Как только привлекательный вице-президент покинул конференцию, делегацию США возглавил один из ближайших соратников Клинтона Тимоти Уирт. Этот выпускник Гарварда и Стэнфорда был уже умудренным опытом конгрессменом-либералом, когда президент назначил его первым госсекретарем по «глобальным вопросам». «Все возможно», — восторженно заявил Уирт в Каире и снисходительно посмеялся над упреком в «странных коалициях»[353]
. Приподнятое настроение не покидало его даже тогда, когда он рассказывал о встрече с правительственной делегацией из враждебного Америке Ирана, «который теперь полностью разделяет нашу позицию в вопросе планирования семьи».Контраст с Рио 1992 года вряд ли мог быть более разительным. Если республиканцам Буша нравилось то и дело устраивать у подножия горы Сахарная голова бездумную обструкцию, то демократы Клинтона вели себя на берегах Нила, как сговорчивые надсмотрщики за рабами. Казалось, они едва ли не играючи справляются с новым миром, дезориентированным из-за отсутствия блоков. Они настаивали на необходимости проведения демографической политики, которая выгодна всем — и бедным, и богатым. Их речи были столь убежденными и убедительными, что исламских фундаменталистов уже не слушали даже их соотечественники-египтяне.
Давно ненавидимые американцы стали вдруг теми, кто демонстрирует компетентное и либеральное лидерство в гуманитарных вопросах, отвечающее реалиям нового мира. Гор и Уирт, оба испытанные сторонники активных мер в мировой политике, воздерживались от пустого великодержавного бахвальства, и никто не устоял перед их живостью и обаянием. «Долгое время отсутствовало понимание того, что афоризм «Мысли глобально, действуй локально» быстро становится реальностью». Постепенно росло ощущение, что вместо ответных мер на чисто национальном уровне возможны действия через новые международные учреждения. «Новый мировой порядок закладывается на такого рода конференциях ООН», — заявил Уирт. Операции же, подобные боснийской и руандийской, носят исключительно «противопожарный» характер.
Несколько месяцев спустя вряд ли нашелся бы хоть один интеллектуал, который более наглядно, чем Уирт, показал бы, на какие зигзаги способна администрация США из желания угодить колеблющемуся электорату. После победы на выборах в Конгресс в ноябре 1994 года радикально настроенных республиканцев Гингрича Уирт был лишь тенью самого себя на переговорах по подготовке Всемирного совещания глав правительств по социальным проблемам, которое должно было пройти в Копенгагене в январе будущего года. Явно не испытывая энтузиазма, он немногословно отвергал предложения различных групп и постоянно ссылался на «республиканское большинство в Конгрессе, делающее наши международные обязательства чрезвычайно трудновыполнимыми». Спорное, но отважное лидерство уступило место покорности обстоятельствам.

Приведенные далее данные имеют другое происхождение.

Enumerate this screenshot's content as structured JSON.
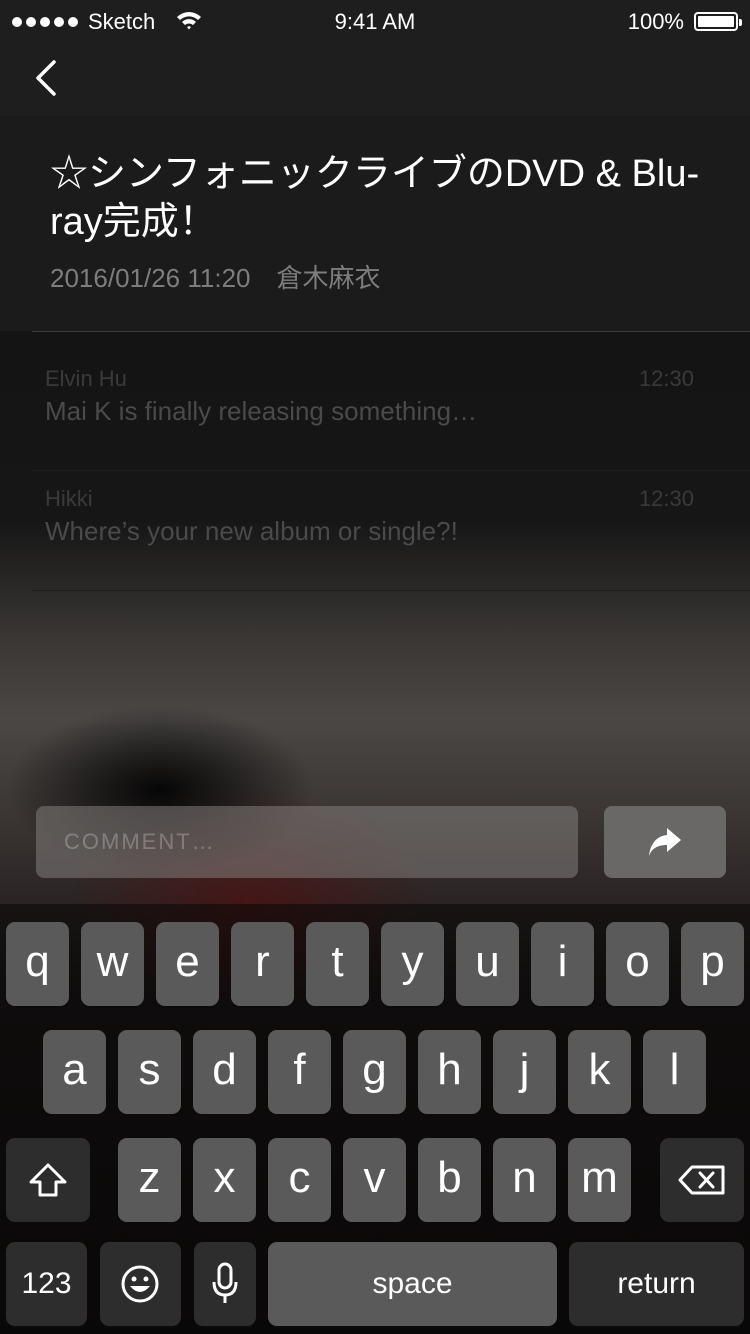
{
  "status_bar": {
    "carrier": "Sketch",
    "time": "9:41 AM",
    "battery": "100%"
  },
  "nav": {
    "back_icon": "chevron-left-icon"
  },
  "post": {
    "title": "☆シンフォニックライブのDVD & Blu-ray完成！",
    "date": "2016/01/26 11:20",
    "author": "倉木麻衣"
  },
  "comments": [
    {
      "name": "Elvin Hu",
      "time": "12:30",
      "text": "Mai K is finally releasing something…"
    },
    {
      "name": "Hikki",
      "time": "12:30",
      "text": "Where’s your new album or single?!"
    }
  ],
  "comment_bar": {
    "placeholder": "COMMENT…",
    "send_icon": "share-arrow-icon"
  },
  "keyboard": {
    "row1": [
      "q",
      "w",
      "e",
      "r",
      "t",
      "y",
      "u",
      "i",
      "o",
      "p"
    ],
    "row2": [
      "a",
      "s",
      "d",
      "f",
      "g",
      "h",
      "j",
      "k",
      "l"
    ],
    "row3": [
      "z",
      "x",
      "c",
      "v",
      "b",
      "n",
      "m"
    ],
    "numbers_label": "123",
    "space_label": "space",
    "return_label": "return",
    "icons": [
      "shift-icon",
      "delete-icon",
      "emoji-icon",
      "microphone-icon"
    ]
  }
}
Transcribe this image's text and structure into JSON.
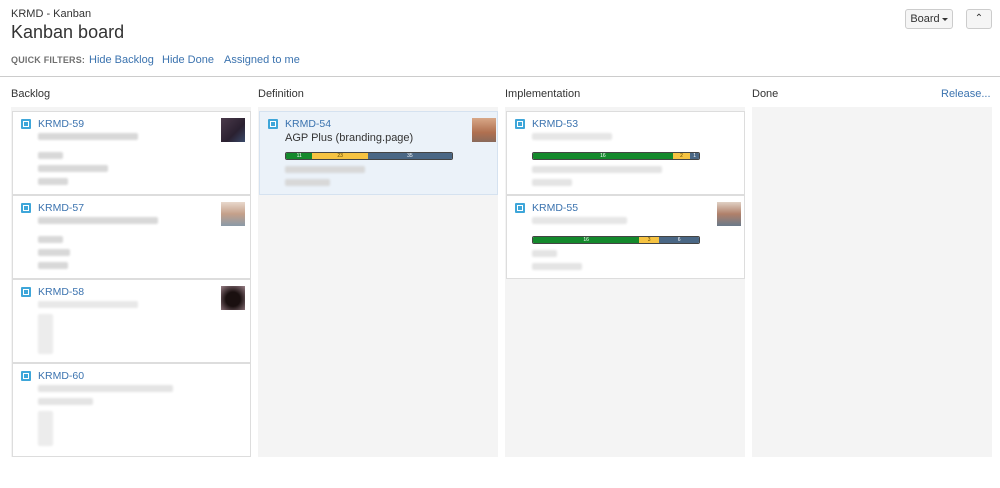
{
  "header": {
    "breadcrumb": "KRMD - Kanban",
    "title": "Kanban board",
    "quick_filters_label": "QUICK FILTERS:",
    "filters": [
      "Hide Backlog",
      "Hide Done",
      "Assigned to me"
    ],
    "board_button": "Board",
    "collapse_icon": "double-chevron-up-icon"
  },
  "columns": [
    {
      "name": "Backlog"
    },
    {
      "name": "Definition"
    },
    {
      "name": "Implementation"
    },
    {
      "name": "Done",
      "action": "Release..."
    }
  ],
  "cards": {
    "krmd59": {
      "key": "KRMD-59"
    },
    "krmd57": {
      "key": "KRMD-57"
    },
    "krmd58": {
      "key": "KRMD-58"
    },
    "krmd60": {
      "key": "KRMD-60"
    },
    "krmd54": {
      "key": "KRMD-54",
      "summary": "AGP Plus (branding.page)",
      "progress": {
        "done": 11,
        "in_progress": 23,
        "todo": 35
      }
    },
    "krmd53": {
      "key": "KRMD-53",
      "progress": {
        "done": 16,
        "in_progress": 2,
        "todo": 1
      }
    },
    "krmd55": {
      "key": "KRMD-55",
      "progress": {
        "done": 16,
        "in_progress": 3,
        "todo": 6
      }
    }
  },
  "colors": {
    "link": "#3b73af",
    "done": "#14892c",
    "in_progress": "#f6c342",
    "todo": "#4a6785",
    "story_icon": "#3ea6d9"
  }
}
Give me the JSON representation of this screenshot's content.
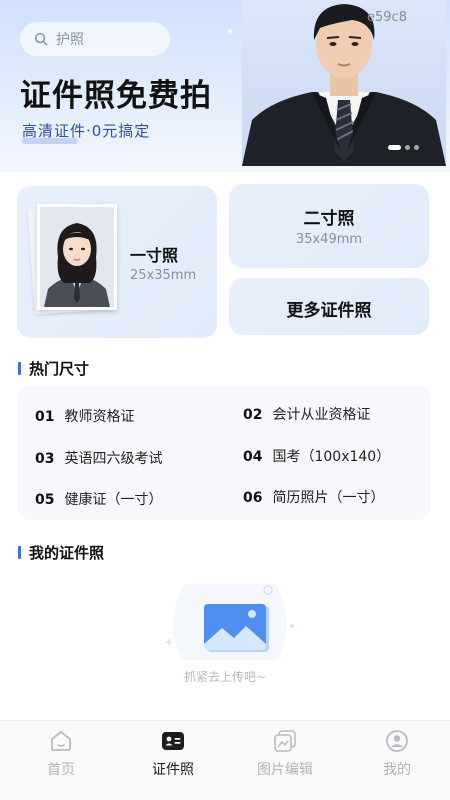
{
  "search": {
    "placeholder": "护照"
  },
  "hero": {
    "title": "证件照免费拍",
    "subtitle": "高清证件·0元搞定",
    "watermark": "e59c8",
    "carousel_pages": 3,
    "carousel_active": 1
  },
  "cards": {
    "one_inch": {
      "title": "一寸照",
      "size": "25x35mm"
    },
    "two_inch": {
      "title": "二寸照",
      "size": "35x49mm"
    },
    "more": {
      "title": "更多证件照"
    }
  },
  "popular": {
    "title": "热门尺寸",
    "items": [
      {
        "num": "01",
        "label": "教师资格证"
      },
      {
        "num": "02",
        "label": "会计从业资格证"
      },
      {
        "num": "03",
        "label": "英语四六级考试"
      },
      {
        "num": "04",
        "label": "国考（100x140）"
      },
      {
        "num": "05",
        "label": "健康证（一寸）"
      },
      {
        "num": "06",
        "label": "简历照片（一寸）"
      }
    ]
  },
  "my_photos": {
    "title": "我的证件照",
    "empty_text": "抓紧去上传吧~"
  },
  "nav": {
    "items": [
      {
        "label": "首页",
        "icon": "home-icon",
        "active": false
      },
      {
        "label": "证件照",
        "icon": "id-card-icon",
        "active": true
      },
      {
        "label": "图片编辑",
        "icon": "image-edit-icon",
        "active": false
      },
      {
        "label": "我的",
        "icon": "user-icon",
        "active": false
      }
    ]
  },
  "colors": {
    "accent": "#3f6fe0",
    "hero_bg": "#d6e4fb",
    "card_bg": "#e6eefb",
    "muted_text": "#8a8f99"
  }
}
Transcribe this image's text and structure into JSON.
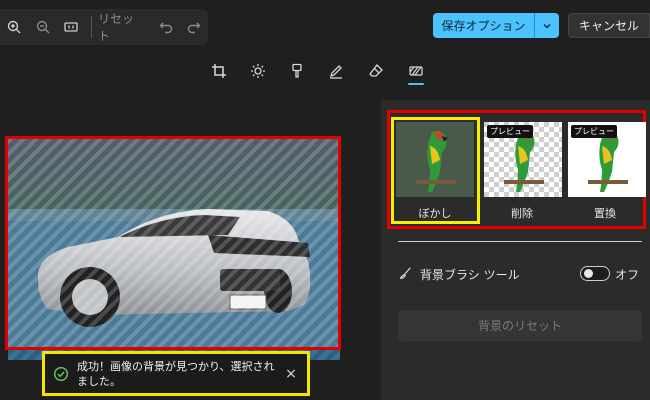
{
  "toolbar": {
    "zoom_in_icon": "zoom-in-icon",
    "zoom_out_icon": "zoom-out-icon",
    "fit_icon": "fit-icon",
    "reset_label": "リセット",
    "undo_icon": "undo-icon",
    "redo_icon": "redo-icon"
  },
  "header": {
    "save_options_label": "保存オプション",
    "cancel_label": "キャンセル"
  },
  "tools": [
    "crop-icon",
    "adjust-icon",
    "filter-icon",
    "markup-icon",
    "erase-icon",
    "background-icon"
  ],
  "toast": {
    "message": "成功！画像の背景が見つかり、選択されました。",
    "close_label": "×"
  },
  "panel": {
    "presets": [
      {
        "label": "ぼかし",
        "badge": ""
      },
      {
        "label": "削除",
        "badge": "プレビュー"
      },
      {
        "label": "置換",
        "badge": "プレビュー"
      }
    ],
    "brush_label": "背景ブラシ ツール",
    "toggle_state": "オフ",
    "toggle_on": false,
    "reset_label": "背景のリセット"
  },
  "colors": {
    "accent": "#4cc2ff",
    "annotation_red": "#e00000",
    "annotation_yellow": "#f5ef00"
  }
}
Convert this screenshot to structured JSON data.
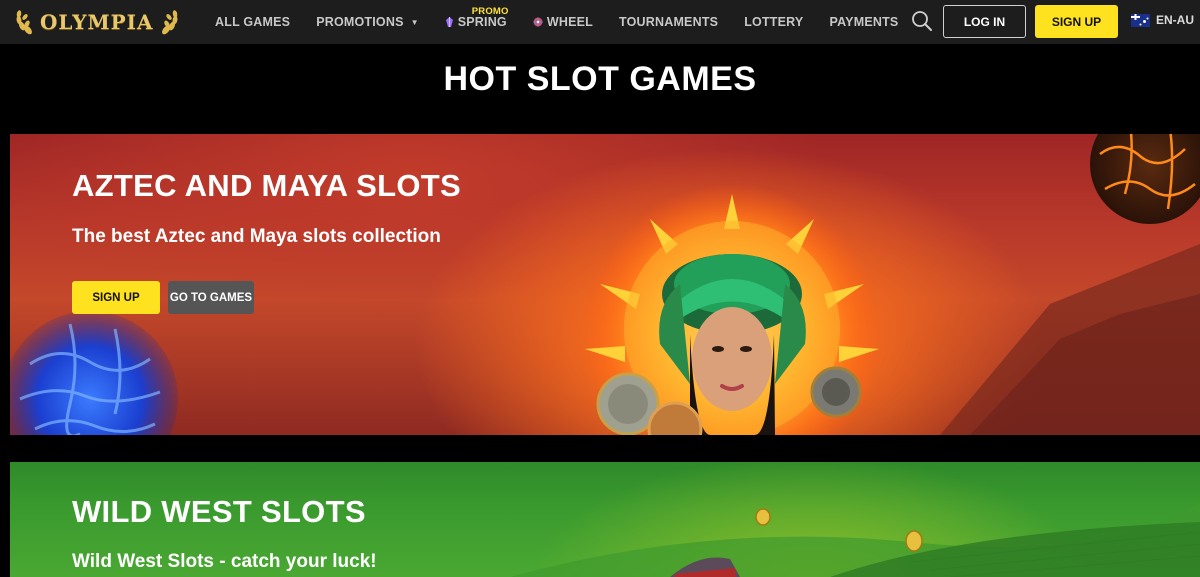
{
  "header": {
    "logo_text": "OLYMPIA",
    "nav": [
      {
        "label": "ALL GAMES"
      },
      {
        "label": "PROMOTIONS",
        "has_caret": true
      },
      {
        "label": "SPRING",
        "badge": "PROMO",
        "icon": "spring-icon"
      },
      {
        "label": "WHEEL",
        "icon": "wheel-icon"
      },
      {
        "label": "TOURNAMENTS"
      },
      {
        "label": "LOTTERY"
      },
      {
        "label": "PAYMENTS"
      }
    ],
    "login_label": "LOG IN",
    "signup_label": "SIGN UP",
    "language": "EN-AU",
    "colors": {
      "accent": "#ffe21f",
      "header_bg": "#1d1d1d"
    }
  },
  "page_title": "HOT SLOT GAMES",
  "banners": [
    {
      "title": "AZTEC AND MAYA SLOTS",
      "subtitle": "The best Aztec and Maya slots collection",
      "signup_label": "SIGN UP",
      "goto_label": "GO TO GAMES"
    },
    {
      "title": "WILD WEST SLOTS",
      "subtitle": "Wild West Slots - catch your luck!"
    }
  ]
}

Подлаживаясь под новых хозяев Конгресса, Уирт призвал покончить с ритуалом, когда «около полуночи в последний день той или иной конференции ООН на стол кладется куча денег для последующей раздачи», назвав это «старым мышлением». В 1996 году администрация Клинтона довольно последовательно провела постыдную пропагандистскую кампанию против ООН и безосновательно потребовала смещения Бутроса-Гали, с тем чтобы умиротворить своих не слишком информированных избирателей, настроенных против этой организации[354]
.Импульсивные реакции вместо продуманных шагов, дорогостоящие ремонтные работы вместо своевременного избежания неверных путей — сегодня это всё, чего, по мнению глобальных игроков, можно ожидать от большой политики. Мишель Камдессю, который как глава МВФ в Вашингтоне является ключевым связующим звеном между миром политики и финансовыми рынками, подчеркивает, что «люди должны понимать, что их действия равно как и бездействие всегда имеют всемирные последствия»[355]
. Так он оправдывает свой ночной мексиканский переворот в январе 1995 года, когда он пытался преодолеть «первый кризис XXI века», ссужая 18 млрд долл., внесенных вкладчиками МВФ (см. гл. 3). Камдессю, помимо того, убежден, что «в глобализированном мире никто больше не может позволить себе не приспосабливаться». Он не сомневается, что музыку заказывают управляющие фондами с Уолл-стрит: «Мир в руках этих парней».«Эти парни», как он их назвал, с ним категорически не согласны. Нет, возражают они, тут мы не находимся у руля и не несем никакой ответственности. «Это не мы, это рынок», — так считают они все, от Майкла Сноу, устраивающего дела высокорискованного «хедж-фонда» на нью-йоркской Парк-авеню для швейцарского банка UBS,[356]
до спекулянта-мультимиллиардера Стива Трента в Вашингтоне, из окна изысканного офиса («вороньего гнезда») которого Белый дом выглядит как lego-модель[357].